Not to worry, said Jody Mader, a dispatcher in her second year of tutoring grade school students in how and when to call 911.
“You did fine,” she told one little girl whose shyness came through when she barely spoke into a telephone receiver used in the practice session.
Mader allowed that exposure to the process was important and might make a huge difference if the girl, or one of the other students, was in a position sometime later to help avert tragedy by calling 911. At least then the experience wouldn’t be completely foreign and with coaxing of dispatchers — Carmen Huse had the role Monday in the practice sessions — information could be gleaned to get emergency responders to a scene quickly.

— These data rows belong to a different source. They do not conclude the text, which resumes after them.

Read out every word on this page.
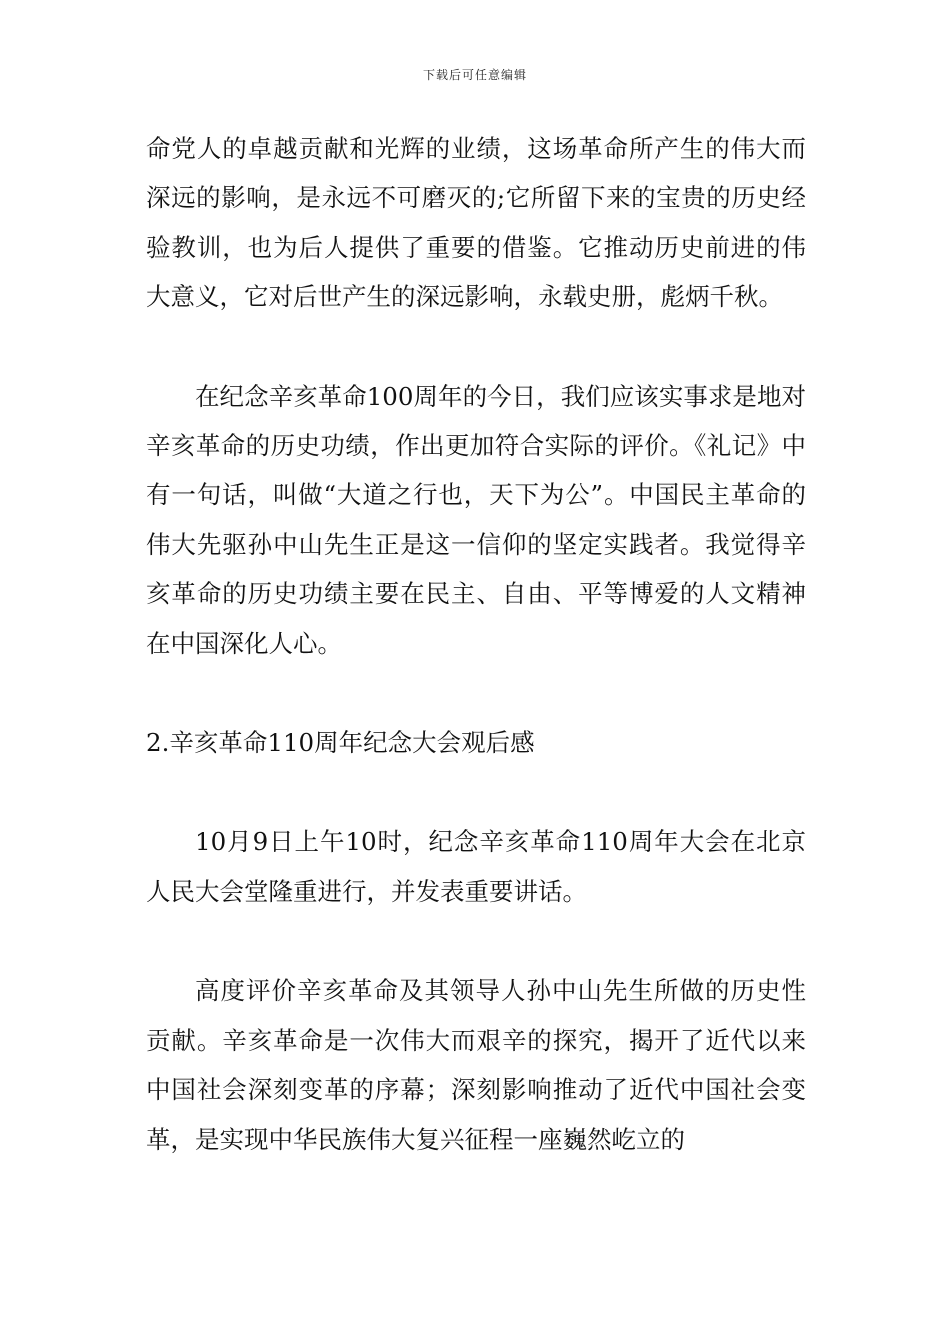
下载后可任意编辑

命党人的卓越贡献和光辉的业绩，这场革命所产生的伟大而深远的影响，是永远不可磨灭的;它所留下来的宝贵的历史经验教训，也为后人提供了重要的借鉴。它推动历史前进的伟大意义，它对后世产生的深远影响，永载史册，彪炳千秋。

在纪念辛亥革命100周年的今日，我们应该实事求是地对辛亥革命的历史功绩，作出更加符合实际的评价。《礼记》中有一句话，叫做“大道之行也，天下为公”。中国民主革命的伟大先驱孙中山先生正是这一信仰的坚定实践者。我觉得辛亥革命的历史功绩主要在民主、自由、平等博爱的人文精神在中国深化人心。

2.辛亥革命110周年纪念大会观后感

10月9日上午10时，纪念辛亥革命110周年大会在北京人民大会堂隆重进行，并发表重要讲话。

高度评价辛亥革命及其领导人孙中山先生所做的历史性贡献。辛亥革命是一次伟大而艰辛的探究，揭开了近代以来中国社会深刻变革的序幕；深刻影响推动了近代中国社会变革，是实现中华民族伟大复兴征程一座巍然屹立的
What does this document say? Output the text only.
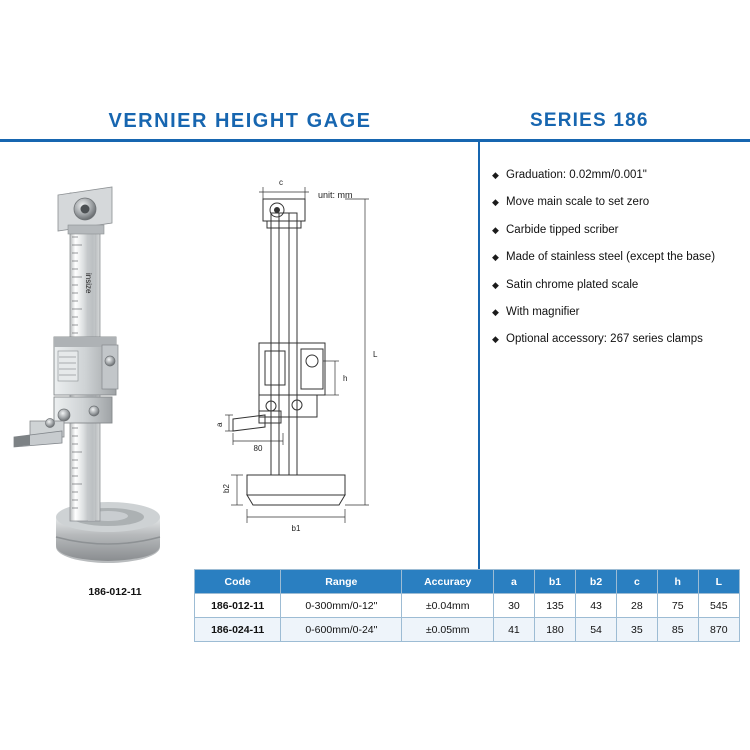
VERNIER HEIGHT GAGE	SERIES 186
◆ Graduation: 0.02mm/0.001"
◆ Move main scale to set zero
◆ Carbide tipped scriber
◆ Made of stainless steel (except the base)
◆ Satin chrome plated scale
◆ With magnifier
◆ Optional accessory: 267 series clamps
insize
186-012-11
unit: mm
c
L
h
a
80
b2
b1
Code	Range	Accuracy	a	b1	b2	c	h	L
186-012-11	0-300mm/0-12"	±0.04mm	30	135	43	28	75	545
186-024-11	0-600mm/0-24"	±0.05mm	41	180	54	35	85	870
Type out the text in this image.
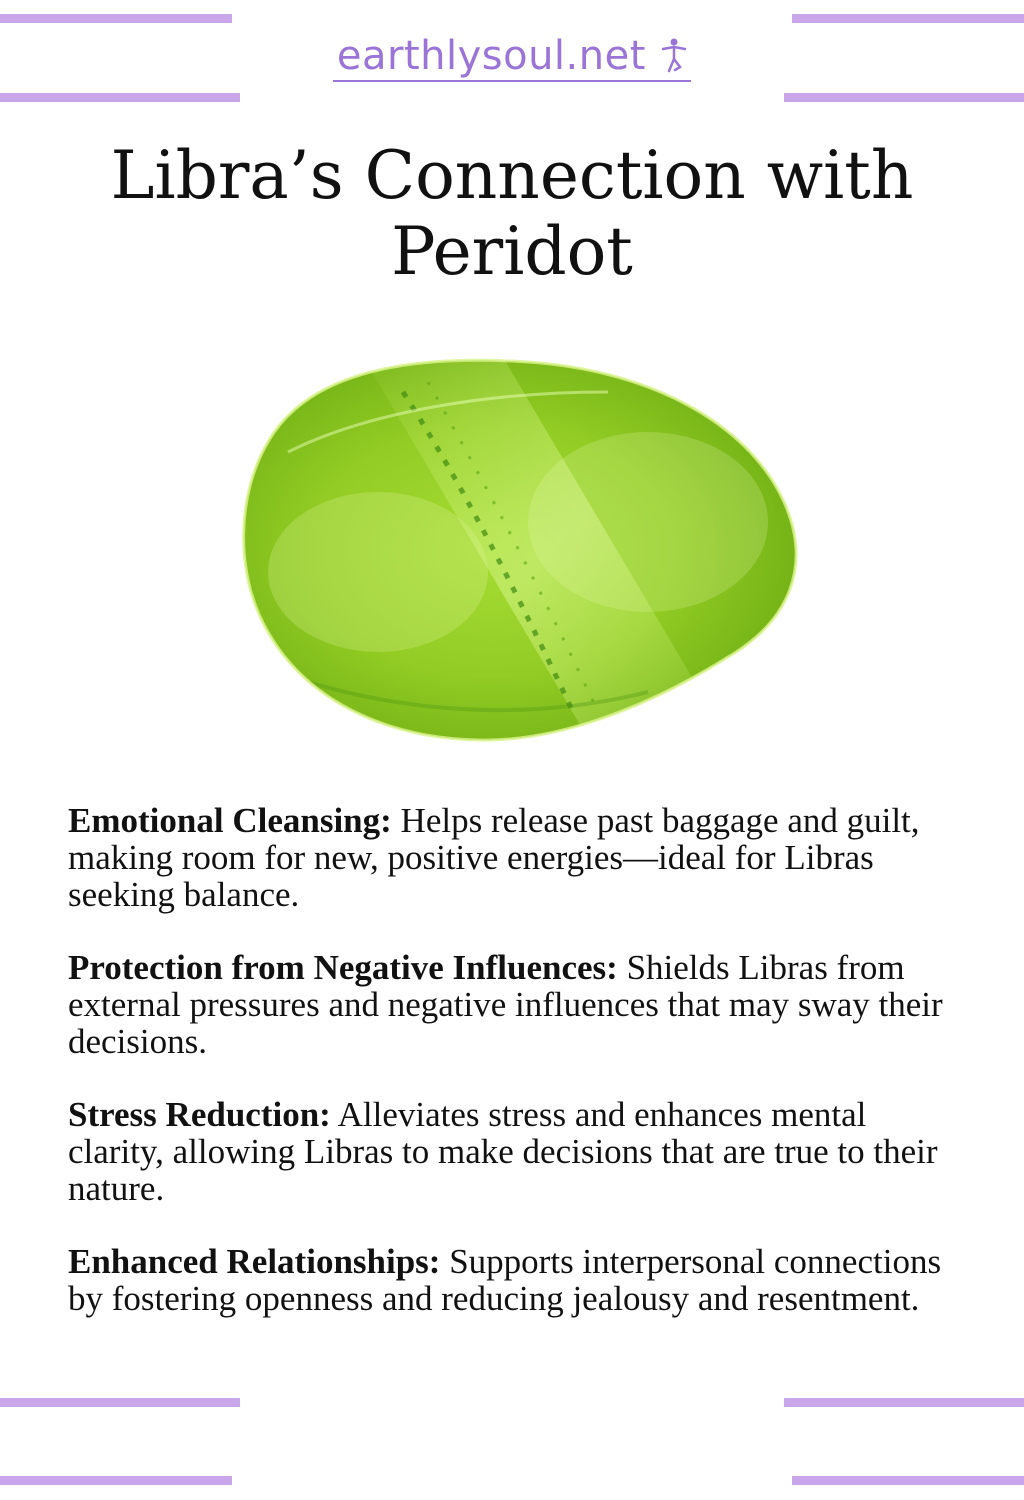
earthlysoul.net
Libra’s Connection with Peridot

Emotional Cleansing: Helps release past baggage and guilt, making room for new, positive energies—ideal for Libras seeking balance.

Protection from Negative Influences: Shields Libras from external pressures and negative influences that may sway their decisions.

Stress Reduction: Alleviates stress and enhances mental clarity, allowing Libras to make decisions that are true to their nature.

Enhanced Relationships: Supports interpersonal connections by fostering openness and reducing jealousy and resentment.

Dispatchers from Allen County’s Emergency Response Center began their second year of giving elementary students — kindergarten through third grade — hands-on experience with 911 calls last week at Marmaton Valley Elementary in Moran. Yesterday and today they visited McKinley. In the weeks ahead they will talk with students at Humboldt Elementary Charter School and Jefferson and Lincoln elementary schools in Iola.
The program is a little more refined this year, with large posters that tell students precisely what to do and how to do it to get help “if mom or dad won’t wake up, a stranger tries to entice you with candy or a fire or wreck occurs,” Mader noted.
A cartoon video captivated the McKinley first graders, putting 911 procedures in terms they’re used to from television exposure.
“WE ENCOURAGE them to know their address and telephone number,” Mader said, as well as their full name. If they don’t know their address, a landmark — a church, school building or another public building — that’s nearby is helpful, the students were told.
She told the youngsters to “speak slowly, loud and clear,” when giving information to a dispatcher, all trained to ask leading questions that are helpful in eliciting information from children. “Answer the questions the dispatcher asks you, and it’s OK to say you don’t know an answer.
“Tell us what happened, and don’t hang up until the dispatcher tells you to,” Mader said.
The children also were given a number of “what-ifs,” some that were descriptions of emergencies and others, such as a cat refusing to come down out of a tree, that weren’t.
“The cat eventually will come down,” Mader said. “That’s not an emergency that you need to call 911 about.”
But, she added, if a “dog bites you, that’s an emergency involving an animal. If you’re not sure whether you need to call 911 or not, go ahead and call to be on the safe side.”
Don’t ever call 911 for fun, she added, noting that when dispatchers are busy dealing with emergencies a call made by a child “playing around with the phone” could mean response to an emergency doesn’t occur as quickly as it should.